The lower court apparently lost sight of the identity of the only two parties which were before it, to wit, the Producers’ State Bank on the one hand, and Walter Hodges, as trustee, on the other, and apparently overlooked the fact that the only issue which was framed by the pleadings, or could have been framed by the parties before it, was what title or interest, if any, Walter Hodges, as trustee, had in the property in controversy.

During the trial, when objections were made by the Producers’ State Bank to the introduction of these notes, mortgage, and bill of sale, the court said:

“If it develops in the proof that he did hold a mortgage, I think he ought to be permitted to produce proof. He may amend.”

To this ruling of the court the Producers’ State Bank excepted.
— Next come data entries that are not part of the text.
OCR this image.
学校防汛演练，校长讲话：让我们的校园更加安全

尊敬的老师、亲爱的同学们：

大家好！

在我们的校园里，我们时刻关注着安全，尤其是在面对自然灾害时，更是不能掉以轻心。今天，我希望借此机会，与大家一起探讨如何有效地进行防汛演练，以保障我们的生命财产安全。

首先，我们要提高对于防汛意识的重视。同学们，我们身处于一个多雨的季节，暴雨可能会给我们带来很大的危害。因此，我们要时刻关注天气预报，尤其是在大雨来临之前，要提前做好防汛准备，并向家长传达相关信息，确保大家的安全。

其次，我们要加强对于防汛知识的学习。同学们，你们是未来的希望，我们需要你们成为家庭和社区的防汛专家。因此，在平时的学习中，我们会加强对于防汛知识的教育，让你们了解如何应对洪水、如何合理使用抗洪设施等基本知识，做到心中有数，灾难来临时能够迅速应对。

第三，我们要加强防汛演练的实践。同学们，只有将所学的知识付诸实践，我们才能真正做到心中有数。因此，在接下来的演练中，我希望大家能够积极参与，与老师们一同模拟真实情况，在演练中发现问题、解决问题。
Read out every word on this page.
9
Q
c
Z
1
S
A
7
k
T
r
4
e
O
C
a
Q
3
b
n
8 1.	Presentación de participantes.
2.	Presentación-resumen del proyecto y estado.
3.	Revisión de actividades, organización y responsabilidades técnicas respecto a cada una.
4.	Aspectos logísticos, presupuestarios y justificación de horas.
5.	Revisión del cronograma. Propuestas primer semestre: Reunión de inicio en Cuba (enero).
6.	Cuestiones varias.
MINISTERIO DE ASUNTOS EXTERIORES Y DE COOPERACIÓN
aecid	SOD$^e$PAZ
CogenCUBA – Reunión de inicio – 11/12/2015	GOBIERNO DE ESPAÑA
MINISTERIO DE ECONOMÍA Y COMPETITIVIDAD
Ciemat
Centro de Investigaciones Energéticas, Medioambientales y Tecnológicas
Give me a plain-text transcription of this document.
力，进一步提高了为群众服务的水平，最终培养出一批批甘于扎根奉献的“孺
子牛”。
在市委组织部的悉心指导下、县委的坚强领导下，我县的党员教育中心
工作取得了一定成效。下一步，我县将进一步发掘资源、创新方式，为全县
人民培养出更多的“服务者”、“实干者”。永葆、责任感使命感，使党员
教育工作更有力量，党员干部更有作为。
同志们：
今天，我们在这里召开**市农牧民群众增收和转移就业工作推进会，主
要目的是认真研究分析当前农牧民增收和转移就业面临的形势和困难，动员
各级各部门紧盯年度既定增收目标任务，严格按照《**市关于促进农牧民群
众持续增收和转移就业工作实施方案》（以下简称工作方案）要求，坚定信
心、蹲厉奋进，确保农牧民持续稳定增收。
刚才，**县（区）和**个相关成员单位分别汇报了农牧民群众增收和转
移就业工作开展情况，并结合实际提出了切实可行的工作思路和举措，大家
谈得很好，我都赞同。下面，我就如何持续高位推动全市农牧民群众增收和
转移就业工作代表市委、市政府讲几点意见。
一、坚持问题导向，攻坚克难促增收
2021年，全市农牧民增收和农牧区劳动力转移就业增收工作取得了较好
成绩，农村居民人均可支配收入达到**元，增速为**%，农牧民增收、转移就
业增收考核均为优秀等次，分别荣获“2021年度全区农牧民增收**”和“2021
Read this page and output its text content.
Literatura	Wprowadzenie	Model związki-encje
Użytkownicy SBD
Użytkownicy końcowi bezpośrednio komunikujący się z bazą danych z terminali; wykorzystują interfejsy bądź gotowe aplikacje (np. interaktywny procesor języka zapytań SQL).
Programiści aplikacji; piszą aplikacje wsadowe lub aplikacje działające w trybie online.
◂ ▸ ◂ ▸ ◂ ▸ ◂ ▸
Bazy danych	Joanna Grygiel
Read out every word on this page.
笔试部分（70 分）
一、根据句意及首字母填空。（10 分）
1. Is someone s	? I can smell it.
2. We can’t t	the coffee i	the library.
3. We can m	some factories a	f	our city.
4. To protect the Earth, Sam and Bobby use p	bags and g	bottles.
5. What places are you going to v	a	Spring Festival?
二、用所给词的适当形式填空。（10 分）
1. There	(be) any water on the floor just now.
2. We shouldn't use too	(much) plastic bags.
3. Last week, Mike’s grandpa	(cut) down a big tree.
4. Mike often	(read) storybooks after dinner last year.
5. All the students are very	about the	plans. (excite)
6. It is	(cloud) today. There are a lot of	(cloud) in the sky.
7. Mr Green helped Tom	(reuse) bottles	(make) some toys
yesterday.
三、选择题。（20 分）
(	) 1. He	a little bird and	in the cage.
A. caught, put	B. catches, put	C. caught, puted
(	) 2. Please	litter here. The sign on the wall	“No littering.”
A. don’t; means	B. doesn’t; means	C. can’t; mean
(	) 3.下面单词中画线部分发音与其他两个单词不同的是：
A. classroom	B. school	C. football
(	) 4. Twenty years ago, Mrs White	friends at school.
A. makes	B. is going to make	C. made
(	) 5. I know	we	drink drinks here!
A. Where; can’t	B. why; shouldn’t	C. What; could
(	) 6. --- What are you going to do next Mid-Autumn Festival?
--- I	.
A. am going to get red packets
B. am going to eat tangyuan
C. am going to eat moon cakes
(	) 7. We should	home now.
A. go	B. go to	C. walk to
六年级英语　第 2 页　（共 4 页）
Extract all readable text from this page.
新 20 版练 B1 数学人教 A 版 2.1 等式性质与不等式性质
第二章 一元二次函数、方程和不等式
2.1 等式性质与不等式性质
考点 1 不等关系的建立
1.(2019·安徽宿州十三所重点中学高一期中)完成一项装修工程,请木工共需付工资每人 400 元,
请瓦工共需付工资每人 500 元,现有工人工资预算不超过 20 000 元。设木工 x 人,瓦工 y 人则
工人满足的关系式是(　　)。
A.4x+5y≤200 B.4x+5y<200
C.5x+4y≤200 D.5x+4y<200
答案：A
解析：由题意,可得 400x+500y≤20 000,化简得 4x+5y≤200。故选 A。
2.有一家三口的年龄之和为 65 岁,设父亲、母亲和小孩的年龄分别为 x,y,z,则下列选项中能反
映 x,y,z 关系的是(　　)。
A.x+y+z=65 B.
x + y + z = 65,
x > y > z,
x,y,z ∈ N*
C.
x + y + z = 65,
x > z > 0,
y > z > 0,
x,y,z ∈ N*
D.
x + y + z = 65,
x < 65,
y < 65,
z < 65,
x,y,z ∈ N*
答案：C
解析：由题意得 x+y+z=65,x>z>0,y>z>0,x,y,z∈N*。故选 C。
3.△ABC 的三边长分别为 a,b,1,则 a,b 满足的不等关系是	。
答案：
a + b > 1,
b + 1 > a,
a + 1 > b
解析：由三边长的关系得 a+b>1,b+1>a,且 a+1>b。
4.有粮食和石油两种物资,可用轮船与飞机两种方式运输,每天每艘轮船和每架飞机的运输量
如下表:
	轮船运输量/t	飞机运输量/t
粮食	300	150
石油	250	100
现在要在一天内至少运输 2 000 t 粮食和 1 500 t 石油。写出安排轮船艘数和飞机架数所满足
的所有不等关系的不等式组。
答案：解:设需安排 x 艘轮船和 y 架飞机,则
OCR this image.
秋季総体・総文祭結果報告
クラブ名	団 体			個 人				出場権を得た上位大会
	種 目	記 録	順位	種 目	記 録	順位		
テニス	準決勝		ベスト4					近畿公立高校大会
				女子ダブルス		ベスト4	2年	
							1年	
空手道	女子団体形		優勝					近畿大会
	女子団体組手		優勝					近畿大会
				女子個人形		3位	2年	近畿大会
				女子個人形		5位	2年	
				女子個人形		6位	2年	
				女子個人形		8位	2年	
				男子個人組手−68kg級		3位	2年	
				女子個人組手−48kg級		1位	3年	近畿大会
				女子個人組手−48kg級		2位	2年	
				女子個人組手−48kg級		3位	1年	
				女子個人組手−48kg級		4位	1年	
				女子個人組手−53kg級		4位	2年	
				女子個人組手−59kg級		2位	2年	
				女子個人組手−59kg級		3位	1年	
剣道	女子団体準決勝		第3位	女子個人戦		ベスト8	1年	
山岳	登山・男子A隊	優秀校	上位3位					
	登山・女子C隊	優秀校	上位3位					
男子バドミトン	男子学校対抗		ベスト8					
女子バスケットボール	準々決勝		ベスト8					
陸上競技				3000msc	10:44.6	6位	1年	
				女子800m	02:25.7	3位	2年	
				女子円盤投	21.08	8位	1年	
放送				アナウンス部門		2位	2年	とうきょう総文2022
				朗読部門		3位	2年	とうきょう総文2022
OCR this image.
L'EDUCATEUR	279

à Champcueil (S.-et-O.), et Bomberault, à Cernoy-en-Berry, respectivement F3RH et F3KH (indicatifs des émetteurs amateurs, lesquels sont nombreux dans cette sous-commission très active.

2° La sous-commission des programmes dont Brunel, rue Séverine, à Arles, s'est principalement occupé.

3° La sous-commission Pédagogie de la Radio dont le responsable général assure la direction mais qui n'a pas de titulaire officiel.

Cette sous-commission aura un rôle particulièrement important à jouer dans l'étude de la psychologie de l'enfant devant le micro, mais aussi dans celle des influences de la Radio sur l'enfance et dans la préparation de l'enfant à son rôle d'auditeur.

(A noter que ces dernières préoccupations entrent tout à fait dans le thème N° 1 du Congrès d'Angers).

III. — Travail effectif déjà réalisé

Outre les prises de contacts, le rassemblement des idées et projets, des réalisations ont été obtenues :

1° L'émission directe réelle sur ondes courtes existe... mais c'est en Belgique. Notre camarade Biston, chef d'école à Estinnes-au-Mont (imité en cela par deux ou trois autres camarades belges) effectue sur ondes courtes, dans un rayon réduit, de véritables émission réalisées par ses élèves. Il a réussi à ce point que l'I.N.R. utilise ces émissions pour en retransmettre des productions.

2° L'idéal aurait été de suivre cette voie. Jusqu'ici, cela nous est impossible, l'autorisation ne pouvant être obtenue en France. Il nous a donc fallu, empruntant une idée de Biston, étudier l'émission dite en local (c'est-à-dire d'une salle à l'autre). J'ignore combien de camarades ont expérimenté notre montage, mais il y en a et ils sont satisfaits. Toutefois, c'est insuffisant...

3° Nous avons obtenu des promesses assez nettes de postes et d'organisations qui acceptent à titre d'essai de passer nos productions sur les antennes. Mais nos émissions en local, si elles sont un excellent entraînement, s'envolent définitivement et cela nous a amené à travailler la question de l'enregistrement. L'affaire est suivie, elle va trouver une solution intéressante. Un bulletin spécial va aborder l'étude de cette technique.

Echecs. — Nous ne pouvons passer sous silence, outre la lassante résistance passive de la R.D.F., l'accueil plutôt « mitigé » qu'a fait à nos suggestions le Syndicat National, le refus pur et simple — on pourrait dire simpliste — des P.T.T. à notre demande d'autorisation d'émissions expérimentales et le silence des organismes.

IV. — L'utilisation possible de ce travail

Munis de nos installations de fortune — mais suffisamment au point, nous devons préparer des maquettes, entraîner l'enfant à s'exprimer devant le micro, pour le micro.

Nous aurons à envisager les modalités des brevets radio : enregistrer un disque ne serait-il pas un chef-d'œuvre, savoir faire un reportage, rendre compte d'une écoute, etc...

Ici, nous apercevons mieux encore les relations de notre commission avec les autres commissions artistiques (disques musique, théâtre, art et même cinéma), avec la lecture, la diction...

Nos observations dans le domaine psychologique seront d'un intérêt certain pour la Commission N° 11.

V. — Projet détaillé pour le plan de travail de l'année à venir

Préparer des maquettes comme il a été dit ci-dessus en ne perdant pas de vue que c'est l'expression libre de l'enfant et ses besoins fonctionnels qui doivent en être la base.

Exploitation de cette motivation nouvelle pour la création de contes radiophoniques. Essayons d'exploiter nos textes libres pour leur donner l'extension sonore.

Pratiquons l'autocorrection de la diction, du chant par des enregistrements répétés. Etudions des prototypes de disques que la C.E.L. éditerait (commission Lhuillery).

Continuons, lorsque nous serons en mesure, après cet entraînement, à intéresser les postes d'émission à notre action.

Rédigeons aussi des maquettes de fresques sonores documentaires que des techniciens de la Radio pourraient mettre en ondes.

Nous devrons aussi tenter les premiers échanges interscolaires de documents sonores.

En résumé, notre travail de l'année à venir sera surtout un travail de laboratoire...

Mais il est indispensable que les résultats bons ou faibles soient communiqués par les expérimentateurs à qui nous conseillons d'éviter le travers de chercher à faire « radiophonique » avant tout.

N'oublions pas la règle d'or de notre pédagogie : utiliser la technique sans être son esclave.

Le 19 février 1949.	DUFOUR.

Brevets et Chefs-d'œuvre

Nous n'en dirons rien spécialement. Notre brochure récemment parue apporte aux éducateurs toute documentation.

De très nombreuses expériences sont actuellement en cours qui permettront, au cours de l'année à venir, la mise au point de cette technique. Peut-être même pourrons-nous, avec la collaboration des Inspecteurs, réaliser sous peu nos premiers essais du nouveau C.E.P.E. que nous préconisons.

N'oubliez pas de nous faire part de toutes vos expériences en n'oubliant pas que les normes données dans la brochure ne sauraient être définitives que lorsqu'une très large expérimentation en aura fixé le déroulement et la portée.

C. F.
Now, it did not develop that Hodges had any claim under the notes, mortgages, and bill of sale, and, therefore, he could not have amended under this conditiohal leave of the lower court so to do, and in fact he did not amend.

We, therefore, hold that the notes, mortgages, and bill of sale and assignment thereof were wholly immaterial as to any issues raised by the objections to the confirmation of the sale and the response thereto, or as to any issue which could have been raised by the two parties before the court, to wit, Producers’ State Bank and Walter Hodges as trustee.

So holding, it is not necessary for us to pass upon the question as to whether the mortgage could have been received in evidence without £he payment of the tax placed thereon as required by section 9552, Comp. Stat. 1921, or whether the City State Bank of Wilson, by taking the trust deed from Cudd and asserting title thereunder, waived its right to assert the inconsistent claim of a lien under a mortgage theretofore given to it by Clark. Neither do we determine whether the holder of a mere lien upon real estate may intervene to object to the confirmation of a judicial sale under the circumstances of the case, nor do we determine the priority of an unrecorded real estate mortgage and a judgment lien.

The judgment of the lower court is, therefore, reversed, and the case remanded, with instructions to confirm the sheriff’s sale of the real estate in controversy and to deny in toto all relief sought by Walter Hodges, trustee.

JOHNSON, C. J., and BRANSON, HARRISON, and WARREN, JJ„ concur.